Finding the right words, as well as being as clear as we could on how we were feeling and what we needed, was such an important part of this journey.
You might know how much I believe in the power of language to create the stories of our lives. So even at one of the most stressful times in my life, I was mindful of the language I chose. One of the early ones I picked up on was the idea of the failed marriage.
Hold on a minute, that does not resonate with me at all! And it is not how I want our marriage to be categorized. I call ours a marriage success, not even proudly, just matter of factly.
Why is our relationship, that is ending, a marriage success? It’s very simple. We are all evolving and changing. Nothing stays the same forever.
We were together for 18 years, married for 15 years and had two wonderful daughters. We travelled the world and had magnificent experiences together. Neither of us has any regrets.
And the next evolution of our marriage was to complete it.

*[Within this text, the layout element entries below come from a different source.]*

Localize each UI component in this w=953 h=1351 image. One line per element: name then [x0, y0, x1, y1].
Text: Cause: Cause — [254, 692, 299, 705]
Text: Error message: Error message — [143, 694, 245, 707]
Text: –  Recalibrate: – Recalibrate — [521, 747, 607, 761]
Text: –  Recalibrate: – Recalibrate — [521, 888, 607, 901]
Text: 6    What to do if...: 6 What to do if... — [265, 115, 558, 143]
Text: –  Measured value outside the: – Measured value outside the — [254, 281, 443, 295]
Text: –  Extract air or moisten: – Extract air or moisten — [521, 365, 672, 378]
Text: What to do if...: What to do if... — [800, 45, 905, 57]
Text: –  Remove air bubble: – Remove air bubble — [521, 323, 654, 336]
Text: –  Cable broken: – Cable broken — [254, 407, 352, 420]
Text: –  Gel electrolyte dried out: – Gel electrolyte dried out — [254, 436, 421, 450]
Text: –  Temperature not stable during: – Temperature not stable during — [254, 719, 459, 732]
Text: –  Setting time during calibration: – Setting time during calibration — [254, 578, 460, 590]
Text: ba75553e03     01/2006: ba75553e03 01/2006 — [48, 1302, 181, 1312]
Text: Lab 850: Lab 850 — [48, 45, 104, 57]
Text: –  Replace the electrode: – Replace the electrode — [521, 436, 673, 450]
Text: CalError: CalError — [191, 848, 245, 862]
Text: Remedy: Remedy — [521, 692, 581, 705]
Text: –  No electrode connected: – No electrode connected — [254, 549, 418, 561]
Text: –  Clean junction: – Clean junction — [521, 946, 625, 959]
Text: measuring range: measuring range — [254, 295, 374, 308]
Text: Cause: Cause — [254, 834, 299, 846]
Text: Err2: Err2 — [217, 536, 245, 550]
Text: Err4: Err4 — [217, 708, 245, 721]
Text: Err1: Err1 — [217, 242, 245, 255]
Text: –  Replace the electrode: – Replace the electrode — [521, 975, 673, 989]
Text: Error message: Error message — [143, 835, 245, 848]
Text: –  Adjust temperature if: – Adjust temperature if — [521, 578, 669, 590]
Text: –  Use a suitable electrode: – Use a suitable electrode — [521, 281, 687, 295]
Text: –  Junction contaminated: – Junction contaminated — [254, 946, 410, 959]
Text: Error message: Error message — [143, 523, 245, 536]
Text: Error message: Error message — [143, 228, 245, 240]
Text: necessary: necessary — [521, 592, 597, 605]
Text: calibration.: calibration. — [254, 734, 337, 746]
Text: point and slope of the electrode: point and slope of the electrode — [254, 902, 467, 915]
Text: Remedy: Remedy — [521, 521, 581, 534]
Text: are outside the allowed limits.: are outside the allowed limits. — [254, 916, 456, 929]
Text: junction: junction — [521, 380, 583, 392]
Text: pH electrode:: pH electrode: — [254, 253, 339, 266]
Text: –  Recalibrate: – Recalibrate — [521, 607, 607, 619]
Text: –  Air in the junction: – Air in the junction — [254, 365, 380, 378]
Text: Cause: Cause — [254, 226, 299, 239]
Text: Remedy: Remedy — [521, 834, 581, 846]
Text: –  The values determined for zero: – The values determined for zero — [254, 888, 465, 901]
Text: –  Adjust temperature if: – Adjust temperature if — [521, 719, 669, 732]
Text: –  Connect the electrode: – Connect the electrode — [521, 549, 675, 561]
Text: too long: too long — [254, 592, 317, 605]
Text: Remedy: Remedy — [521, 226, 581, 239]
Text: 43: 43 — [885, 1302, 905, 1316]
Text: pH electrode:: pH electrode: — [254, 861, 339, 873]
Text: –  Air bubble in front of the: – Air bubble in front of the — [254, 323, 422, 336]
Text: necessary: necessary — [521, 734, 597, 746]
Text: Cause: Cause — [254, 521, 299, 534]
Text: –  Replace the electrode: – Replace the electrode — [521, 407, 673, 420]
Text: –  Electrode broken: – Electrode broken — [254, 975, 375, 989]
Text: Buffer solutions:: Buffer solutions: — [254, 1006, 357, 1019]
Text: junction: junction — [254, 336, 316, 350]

Yet we are fed this idea that the success of a marriage is based on duration. That the length of the marriage is the most important indicator of its ‘success’.
Even the idea of a successful marriage seems odd to me at the moment. Especially when you read the dictionary definition of the word success.
Nevertheless, I claim the adjective to describe my marriage and I want my children to eventually know this. That there was so much love, and that love evolved.
That even when a relationship ends, it doesn’t mean it was a failure. That they are not failures as they move through the ups and downs of different relationships in their lives.
I certainly don’t want them feeling they come from a ‘broken home’. What the hell is that?!